Impact
The gve driver in the Linux kernel contains a flaw in the gve_tx_clean_pending_packets function when operating in DQ-QPL mode. It incorrectly reuses the RDA buffer cleanup path, interpreting buffer IDs as DMA addresses and iterating beyond the bounds of the dma array. This causes attempts to unmap incorrect memory locations and can trigger out-of-bounds array access, which in turn may lead to kernel panics or unpredictable behavior. The vulnerability is a memory corruption issue that can destabilise the system but does not provide remote code execution. The description explicitly mentions out‑of‑bounds access warnings and the need for a fix that properly checks for QPL mode and delegates cleanup to gve_free_tx_qpl_bufs().
Affected Systems
Any Linux kernel build that includes the gve driver and has not yet applied the patch that resolves CVE‑2026‑23386 is vulnerable. The vendor of the affected product is Linux and the product is the Linux kernel.
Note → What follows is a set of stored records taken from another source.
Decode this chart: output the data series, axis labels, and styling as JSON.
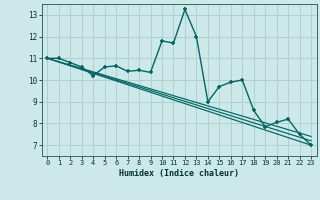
{
  "xlabel": "Humidex (Indice chaleur)",
  "bg_color": "#cce8e8",
  "grid_color": "#b0d0d0",
  "line_color": "#006666",
  "xlim": [
    -0.5,
    23.5
  ],
  "ylim": [
    6.5,
    13.5
  ],
  "xticks": [
    0,
    1,
    2,
    3,
    4,
    5,
    6,
    7,
    8,
    9,
    10,
    11,
    12,
    13,
    14,
    15,
    16,
    17,
    18,
    19,
    20,
    21,
    22,
    23
  ],
  "yticks": [
    7,
    8,
    9,
    10,
    11,
    12,
    13
  ],
  "main_x": [
    0,
    1,
    2,
    3,
    4,
    5,
    6,
    7,
    8,
    9,
    10,
    11,
    12,
    13,
    14,
    15,
    16,
    17,
    18,
    19,
    20,
    21,
    22,
    23
  ],
  "main_y": [
    11.0,
    11.0,
    10.8,
    10.6,
    10.2,
    10.6,
    10.65,
    10.4,
    10.45,
    10.35,
    11.8,
    11.7,
    13.25,
    12.0,
    9.0,
    9.7,
    9.9,
    10.0,
    8.6,
    7.85,
    8.05,
    8.2,
    7.5,
    7.0
  ],
  "reg_lines": [
    [
      11.0,
      7.0
    ],
    [
      11.0,
      7.2
    ],
    [
      11.0,
      7.4
    ]
  ]
}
Specific version numbers are not listed in the advisory, but the vulnerability applies to all kernels that expose the gve driver and run in DQ‑QPL mode.
Risk and Exploitability
The CVSS score of 5.5 indicates moderate severity. The EPSS score of less than 1% suggests a low likelihood of exploitation in the wild, and the vulnerability is not currently listed in the CISA KEV catalog. The bug appears to require local interaction with the gve driver—likely through normal network traffic or driver activity—to trigger, so it is inferred that the attack vector is local. No public exploit has been reported, and the impact is primarily a denial of service through kernel crashes.